This task covers guides on both text-generation and text-to-text generation models. Popular large language models that are used for chats or following instructions are also covered in this task. You can find the list of selected open-source large language models here, ranked by their performance scores.
Use Cases
Instruction Models
A model trained for text generation can be later adapted to follow instructions. One of the most used open-source models for instruction is OpenAssistant, which you can try at Hugging Chat.
Code Generation
A Text Generation model, also known as a causal language model, can be trained on code from scratch to help the programmers in their repetitive coding tasks. One of the most popular open-source models for code generation is StarCoder, which can generate code in 80+ languages. You can try it here.
Stories Generation
A story generation model can receive an input like "Once upon a time" and proceed to create a story-like text based on those first words. You can try this application which contains a model trained on story generation, by MosaicML.
If your generative model training data is different than your use case, you can train a causal language model from scratch. Learn how to do it in the free transformers course!
Task Variants
Completion Generation Models
A popular variant of Text Generation models predicts the next word given a bunch of words. Word by word a longer text is formed that results in for example:
Given an incomplete sentence, complete it.
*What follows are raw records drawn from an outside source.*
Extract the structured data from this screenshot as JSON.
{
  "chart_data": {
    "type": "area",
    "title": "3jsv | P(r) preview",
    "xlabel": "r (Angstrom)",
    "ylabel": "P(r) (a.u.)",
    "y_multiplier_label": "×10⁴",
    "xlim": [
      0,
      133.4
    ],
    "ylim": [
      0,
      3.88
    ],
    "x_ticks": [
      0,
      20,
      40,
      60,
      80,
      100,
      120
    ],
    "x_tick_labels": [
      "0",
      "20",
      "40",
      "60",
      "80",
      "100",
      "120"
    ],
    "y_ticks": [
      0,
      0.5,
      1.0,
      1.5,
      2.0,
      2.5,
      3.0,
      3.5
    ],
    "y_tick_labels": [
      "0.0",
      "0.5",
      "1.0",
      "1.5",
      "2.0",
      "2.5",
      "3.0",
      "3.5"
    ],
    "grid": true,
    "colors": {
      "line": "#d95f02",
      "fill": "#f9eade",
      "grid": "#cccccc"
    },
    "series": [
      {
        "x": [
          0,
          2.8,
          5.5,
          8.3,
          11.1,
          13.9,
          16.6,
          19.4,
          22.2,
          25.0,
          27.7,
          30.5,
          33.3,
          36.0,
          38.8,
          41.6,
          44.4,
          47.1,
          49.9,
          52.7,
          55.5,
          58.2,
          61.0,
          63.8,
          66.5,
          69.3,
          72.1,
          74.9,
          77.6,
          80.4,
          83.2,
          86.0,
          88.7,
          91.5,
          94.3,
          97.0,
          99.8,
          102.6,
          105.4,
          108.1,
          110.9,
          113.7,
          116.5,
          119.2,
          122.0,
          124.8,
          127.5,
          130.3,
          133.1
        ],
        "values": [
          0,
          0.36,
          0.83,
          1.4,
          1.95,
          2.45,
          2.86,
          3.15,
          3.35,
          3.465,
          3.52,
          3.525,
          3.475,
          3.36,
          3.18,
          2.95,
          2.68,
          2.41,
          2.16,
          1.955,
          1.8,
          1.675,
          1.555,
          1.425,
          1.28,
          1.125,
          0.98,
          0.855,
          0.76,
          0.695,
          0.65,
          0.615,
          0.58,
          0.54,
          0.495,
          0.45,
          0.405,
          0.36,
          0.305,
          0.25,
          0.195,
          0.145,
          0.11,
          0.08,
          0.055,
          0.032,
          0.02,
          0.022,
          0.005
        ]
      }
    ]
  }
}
Continue a story given the first sentences.
Provided a code description, generate the code.
The most popular models for this task are GPT-based models (such as GPT-2). These models are trained on data that has no labels, so you just need plain text to train your own model. You can train GPT models to generate a wide variety of documents, from code to stories.
Text-to-Text Generation Models
These models are trained to learn the mapping between a pair of texts (e.g. translation from one language to another). The most popular variants of these models are T5, T0 and BART. Text-to-Text models are trained with multi-tasking capabilities, they can accomplish a wide range of tasks, including summarization, translation, and text classification.
Inference
You can use the Transformers library text-generation pipeline to do inference with Text Generation models. It takes an incomplete text and returns multiple outputs with which the text can be completed.
from transformers import pipeline
generator = pipeline('text-generation', model = 'gpt2')
generator("Hello, I'm a language model", max_length = 30, num_return_sequences=3)
## [{'generated_text': "Hello, I'm a language modeler. So while writing this, when I went out to meet my wife or come home she told me that my"},
## {'generated_text': "Hello, I'm a language modeler. I write and maintain software in Python. I love to code, and that includes coding things that require writing"}, ...
Text-to-Text generation models have a separate pipeline called text2text-generation. This pipeline takes an input containing the sentence including the task and returns the output of the accomplished task.